今日は、令和6年度 第4問について解説します。
建物の賃貸借契約の有効性に関する次の記述のうち、最も不適切なものはどれか。
① 賃借人が賃料の支払を7日以上怠ったときは、賃貸人は、直ちに賃貸物件の施錠をすることができる旨の特約は無効である。
② 賃借人が差押え又は破産手続開始の決定を受けたときは、賃貸人は直ちに賃貸借契約を解除することができる旨の特約は無効である。
③ 被保佐人が保佐人の同意を得ずに締結した期間2年間の定期建物賃貸借契約は無効である。
④ 定期建物賃貸借契約でない賃貸借契約の締結時に設定される、期間満了時に賃貸借契約を解約する旨の特約は無効である。
解説
賃貸借契約の有効性に関する問題です。
それではさっそく選択肢を確認しましょう。
選択肢 ①
賃借人が賃料の支払を7日以上怠ったときは、賃貸人は、直ちに賃貸物件の施錠をすることができる旨の特約は無効である。
〇適切です。
社会の一般的な秩序や道徳観念(公序良俗)に照らして許されない行為は、法的効力が認められません。
過去の裁判事例では、「賃借人が賃料の支払を7日以上怠ったときは、賃貸人は、直ちに賃貸物件の施錠をすることができる」という特約について、公序良俗違反としてその効力が否定されました。
選択肢の説明通りですので、この選択肢は適切です。
法的な手続きを行わず、自らが行使して権利を実現することは、自力救済と呼ばれ、違法行為です。
法的な手続きなく「物件の施錠を行う」「建物に立ち入る」「直ちに明け渡しを強制する」といった特約は、公序良俗違反として無効になる場合があると理解しておけばよいでしょう。
選択肢 ②
賃借人が差押え又は破産手続開始の決定を受けたときは、賃貸人は直ちに賃貸借契約を解除することができる旨の特約は無効である。
〇適切です。
借主が差押や破産手続開始の決定を受けたことは、貸主からの解除事由や解約申し入れの理由にはなりません。
また、過去の裁判例においても、借主が差押または破産手続開始決定を受けたことを契約解除事由とする旨の特約は、無効であると判断されたケースもあります。
選択肢の記述はこれらの判断に沿った内容といえますので、この選択肢は適切です。
選択肢 ③
被保佐人が保佐人の同意を得ずに締結した期間2年間の定期建物賃貸借契約は無効である。
×不適切です
被保佐人は、自ら法律行為をすることができますが、一定の行為については保佐人の同意が必要です。

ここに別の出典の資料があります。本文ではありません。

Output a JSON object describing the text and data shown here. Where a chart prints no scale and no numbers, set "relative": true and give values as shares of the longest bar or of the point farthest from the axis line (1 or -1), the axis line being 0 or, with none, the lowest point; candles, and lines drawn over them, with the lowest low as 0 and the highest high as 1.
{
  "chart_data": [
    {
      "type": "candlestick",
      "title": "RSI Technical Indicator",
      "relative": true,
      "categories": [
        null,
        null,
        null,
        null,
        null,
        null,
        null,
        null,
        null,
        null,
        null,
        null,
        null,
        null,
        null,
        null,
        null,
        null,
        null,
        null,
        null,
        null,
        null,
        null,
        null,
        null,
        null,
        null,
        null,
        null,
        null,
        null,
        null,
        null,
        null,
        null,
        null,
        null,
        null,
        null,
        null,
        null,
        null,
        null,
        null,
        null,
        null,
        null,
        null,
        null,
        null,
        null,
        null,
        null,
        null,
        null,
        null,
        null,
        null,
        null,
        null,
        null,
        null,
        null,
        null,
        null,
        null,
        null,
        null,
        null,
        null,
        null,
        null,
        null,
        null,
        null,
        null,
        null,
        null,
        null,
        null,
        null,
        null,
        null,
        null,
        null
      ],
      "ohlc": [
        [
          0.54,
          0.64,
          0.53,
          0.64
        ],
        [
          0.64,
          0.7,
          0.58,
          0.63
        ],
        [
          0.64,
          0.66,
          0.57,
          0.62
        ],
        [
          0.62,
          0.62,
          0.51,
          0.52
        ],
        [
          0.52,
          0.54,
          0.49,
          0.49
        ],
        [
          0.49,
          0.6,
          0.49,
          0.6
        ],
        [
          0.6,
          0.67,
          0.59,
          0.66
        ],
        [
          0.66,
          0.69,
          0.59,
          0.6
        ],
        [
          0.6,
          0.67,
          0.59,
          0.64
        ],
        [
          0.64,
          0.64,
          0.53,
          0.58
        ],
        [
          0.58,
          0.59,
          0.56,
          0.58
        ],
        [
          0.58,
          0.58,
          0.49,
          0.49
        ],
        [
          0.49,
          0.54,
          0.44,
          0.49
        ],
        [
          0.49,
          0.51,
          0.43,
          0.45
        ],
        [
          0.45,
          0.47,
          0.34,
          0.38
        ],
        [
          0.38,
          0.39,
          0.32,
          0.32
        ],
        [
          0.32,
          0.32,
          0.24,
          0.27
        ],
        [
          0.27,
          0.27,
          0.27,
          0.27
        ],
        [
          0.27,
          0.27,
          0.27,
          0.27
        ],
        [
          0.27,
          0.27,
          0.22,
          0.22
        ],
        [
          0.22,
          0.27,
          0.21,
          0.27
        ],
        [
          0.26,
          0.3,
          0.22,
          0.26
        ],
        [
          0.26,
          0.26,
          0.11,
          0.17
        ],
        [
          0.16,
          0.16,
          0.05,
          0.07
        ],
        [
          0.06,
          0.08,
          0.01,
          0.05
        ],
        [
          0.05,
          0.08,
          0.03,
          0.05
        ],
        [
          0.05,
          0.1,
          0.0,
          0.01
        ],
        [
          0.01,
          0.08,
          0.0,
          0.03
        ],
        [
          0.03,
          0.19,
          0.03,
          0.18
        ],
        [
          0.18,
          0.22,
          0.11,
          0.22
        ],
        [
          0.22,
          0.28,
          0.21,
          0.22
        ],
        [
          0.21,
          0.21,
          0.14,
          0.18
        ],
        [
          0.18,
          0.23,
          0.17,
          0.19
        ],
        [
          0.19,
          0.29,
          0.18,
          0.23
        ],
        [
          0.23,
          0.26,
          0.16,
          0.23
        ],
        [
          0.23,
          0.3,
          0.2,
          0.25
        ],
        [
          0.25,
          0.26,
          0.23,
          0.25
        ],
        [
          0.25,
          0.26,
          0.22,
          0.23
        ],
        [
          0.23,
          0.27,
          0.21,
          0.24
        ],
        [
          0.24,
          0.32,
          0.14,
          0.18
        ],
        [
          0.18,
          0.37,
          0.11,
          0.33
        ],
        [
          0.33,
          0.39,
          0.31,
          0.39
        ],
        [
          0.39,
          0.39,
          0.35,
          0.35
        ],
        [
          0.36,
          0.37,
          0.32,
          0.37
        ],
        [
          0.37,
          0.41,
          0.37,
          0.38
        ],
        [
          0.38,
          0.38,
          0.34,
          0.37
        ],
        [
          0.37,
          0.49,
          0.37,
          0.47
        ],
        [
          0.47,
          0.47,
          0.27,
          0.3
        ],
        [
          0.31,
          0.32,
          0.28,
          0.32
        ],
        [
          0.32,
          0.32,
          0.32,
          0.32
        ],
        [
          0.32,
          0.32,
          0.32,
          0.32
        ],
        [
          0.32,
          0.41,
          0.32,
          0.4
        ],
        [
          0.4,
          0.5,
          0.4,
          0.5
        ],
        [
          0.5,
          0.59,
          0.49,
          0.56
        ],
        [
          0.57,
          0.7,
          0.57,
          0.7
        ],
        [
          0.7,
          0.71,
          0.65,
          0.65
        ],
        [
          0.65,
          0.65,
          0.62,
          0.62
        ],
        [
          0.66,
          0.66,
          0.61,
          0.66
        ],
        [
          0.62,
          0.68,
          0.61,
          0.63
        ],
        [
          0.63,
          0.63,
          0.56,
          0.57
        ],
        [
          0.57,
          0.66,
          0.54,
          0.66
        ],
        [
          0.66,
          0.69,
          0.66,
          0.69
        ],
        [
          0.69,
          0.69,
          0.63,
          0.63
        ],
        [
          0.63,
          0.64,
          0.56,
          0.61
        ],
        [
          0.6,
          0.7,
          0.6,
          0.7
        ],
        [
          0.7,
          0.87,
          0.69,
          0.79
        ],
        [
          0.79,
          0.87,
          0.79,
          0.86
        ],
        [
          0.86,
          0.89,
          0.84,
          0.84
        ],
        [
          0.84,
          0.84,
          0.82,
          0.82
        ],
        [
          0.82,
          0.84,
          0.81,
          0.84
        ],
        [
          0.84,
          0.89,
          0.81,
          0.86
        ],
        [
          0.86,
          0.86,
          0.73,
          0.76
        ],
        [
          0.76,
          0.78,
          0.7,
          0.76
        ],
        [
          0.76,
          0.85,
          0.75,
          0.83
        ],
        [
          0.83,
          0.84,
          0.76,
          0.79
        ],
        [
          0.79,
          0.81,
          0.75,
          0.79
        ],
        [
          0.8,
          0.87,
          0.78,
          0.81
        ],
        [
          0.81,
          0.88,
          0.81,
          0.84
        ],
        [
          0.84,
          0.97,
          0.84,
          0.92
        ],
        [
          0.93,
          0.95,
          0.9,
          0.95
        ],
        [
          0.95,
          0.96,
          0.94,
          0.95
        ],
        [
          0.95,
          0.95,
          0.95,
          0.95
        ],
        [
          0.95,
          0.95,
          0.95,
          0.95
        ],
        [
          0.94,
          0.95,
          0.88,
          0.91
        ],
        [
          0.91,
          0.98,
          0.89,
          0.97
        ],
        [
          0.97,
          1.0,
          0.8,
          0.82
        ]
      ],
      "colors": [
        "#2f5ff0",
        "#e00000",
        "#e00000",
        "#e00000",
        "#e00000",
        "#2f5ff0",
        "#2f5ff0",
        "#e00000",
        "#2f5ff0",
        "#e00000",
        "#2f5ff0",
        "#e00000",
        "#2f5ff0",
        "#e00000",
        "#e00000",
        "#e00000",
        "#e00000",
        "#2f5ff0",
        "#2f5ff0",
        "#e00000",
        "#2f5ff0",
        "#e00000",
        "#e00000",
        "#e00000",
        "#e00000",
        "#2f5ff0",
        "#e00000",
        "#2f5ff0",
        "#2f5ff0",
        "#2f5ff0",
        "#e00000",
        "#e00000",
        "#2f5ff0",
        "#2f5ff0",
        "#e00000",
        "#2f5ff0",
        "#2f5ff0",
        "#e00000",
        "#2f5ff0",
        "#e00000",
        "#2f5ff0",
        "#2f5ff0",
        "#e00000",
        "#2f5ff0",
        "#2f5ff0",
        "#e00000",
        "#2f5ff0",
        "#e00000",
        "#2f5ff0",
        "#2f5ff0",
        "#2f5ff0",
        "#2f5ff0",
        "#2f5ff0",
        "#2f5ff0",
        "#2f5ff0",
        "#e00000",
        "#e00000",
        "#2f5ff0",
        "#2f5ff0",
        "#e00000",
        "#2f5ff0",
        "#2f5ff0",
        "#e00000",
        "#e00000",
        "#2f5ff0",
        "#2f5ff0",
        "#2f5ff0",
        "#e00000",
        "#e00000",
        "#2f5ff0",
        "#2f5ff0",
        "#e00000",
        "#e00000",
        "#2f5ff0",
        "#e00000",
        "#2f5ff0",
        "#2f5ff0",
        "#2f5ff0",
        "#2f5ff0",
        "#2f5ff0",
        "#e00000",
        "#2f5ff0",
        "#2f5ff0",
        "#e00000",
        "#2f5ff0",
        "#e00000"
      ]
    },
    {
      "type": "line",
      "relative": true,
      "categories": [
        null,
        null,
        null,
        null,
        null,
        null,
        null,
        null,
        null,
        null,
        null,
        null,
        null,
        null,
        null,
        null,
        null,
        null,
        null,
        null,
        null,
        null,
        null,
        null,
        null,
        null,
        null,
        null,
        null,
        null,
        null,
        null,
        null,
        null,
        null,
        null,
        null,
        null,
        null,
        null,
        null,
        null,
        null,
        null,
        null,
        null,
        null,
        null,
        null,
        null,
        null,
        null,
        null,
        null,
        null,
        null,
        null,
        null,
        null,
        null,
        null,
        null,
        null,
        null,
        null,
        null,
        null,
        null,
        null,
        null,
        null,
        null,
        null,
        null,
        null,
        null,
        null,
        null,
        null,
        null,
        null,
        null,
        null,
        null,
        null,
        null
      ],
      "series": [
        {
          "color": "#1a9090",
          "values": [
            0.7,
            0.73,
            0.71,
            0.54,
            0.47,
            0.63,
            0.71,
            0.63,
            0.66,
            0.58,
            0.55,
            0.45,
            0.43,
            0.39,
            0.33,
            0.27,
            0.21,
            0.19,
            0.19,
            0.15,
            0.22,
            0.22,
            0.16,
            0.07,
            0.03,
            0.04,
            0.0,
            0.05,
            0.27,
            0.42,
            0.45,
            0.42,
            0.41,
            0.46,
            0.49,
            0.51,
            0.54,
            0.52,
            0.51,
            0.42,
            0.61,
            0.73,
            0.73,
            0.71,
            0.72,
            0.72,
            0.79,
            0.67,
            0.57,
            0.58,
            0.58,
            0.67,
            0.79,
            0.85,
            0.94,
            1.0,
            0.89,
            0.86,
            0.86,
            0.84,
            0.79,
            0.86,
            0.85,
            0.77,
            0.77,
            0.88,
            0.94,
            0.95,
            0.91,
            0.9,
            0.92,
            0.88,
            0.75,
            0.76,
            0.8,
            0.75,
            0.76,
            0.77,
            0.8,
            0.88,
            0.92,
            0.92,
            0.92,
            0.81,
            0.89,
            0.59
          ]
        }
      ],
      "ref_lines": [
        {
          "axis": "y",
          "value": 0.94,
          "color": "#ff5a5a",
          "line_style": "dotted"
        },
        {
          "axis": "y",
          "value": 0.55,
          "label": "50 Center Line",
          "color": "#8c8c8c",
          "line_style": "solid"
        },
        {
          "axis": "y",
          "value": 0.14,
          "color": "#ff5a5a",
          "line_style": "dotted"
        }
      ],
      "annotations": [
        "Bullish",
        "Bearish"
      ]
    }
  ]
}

賃貸借に関しては、民法602条で定める期間を超える賃貸借をする場合は、保佐人の同意を得る必要があり、同意を得ずに行った場合は、取り消しの対象となります。
民法602条に定める賃貸借期間は、具体的には山林10年、山林以外の土地5年、建物は3年、動産は6か月です。
つまり、被保佐人が保佐人の同意を得ずに締結した期間2年間の定期建物賃貸借契約は有効です(なお期間が3年を超えている場合は、取り消すことができます)。よってこの選択肢は不適切です。
選択肢 ④
定期建物賃貸借契約でない賃貸借契約の締結時に設定される、期間満了時に賃貸借契約を解約する旨の特約は無効である。
〇適切です。
期間の定めがある賃貸借契約について、期間満了で賃貸借契約を終了する場合には、当事者は期間の満了の1年前から6か月前までの間に相手方に対して更新をしない旨の通知をする必要があります。(借地借家法第26条)
期間満了時に賃貸借契約を解約する旨の特約は、この規定に反していて、借主にとって不利な内容となりますので、無効となります。
選択肢の説明通りですので、この選択肢は適切です。
以上から、正解は選択肢③となります。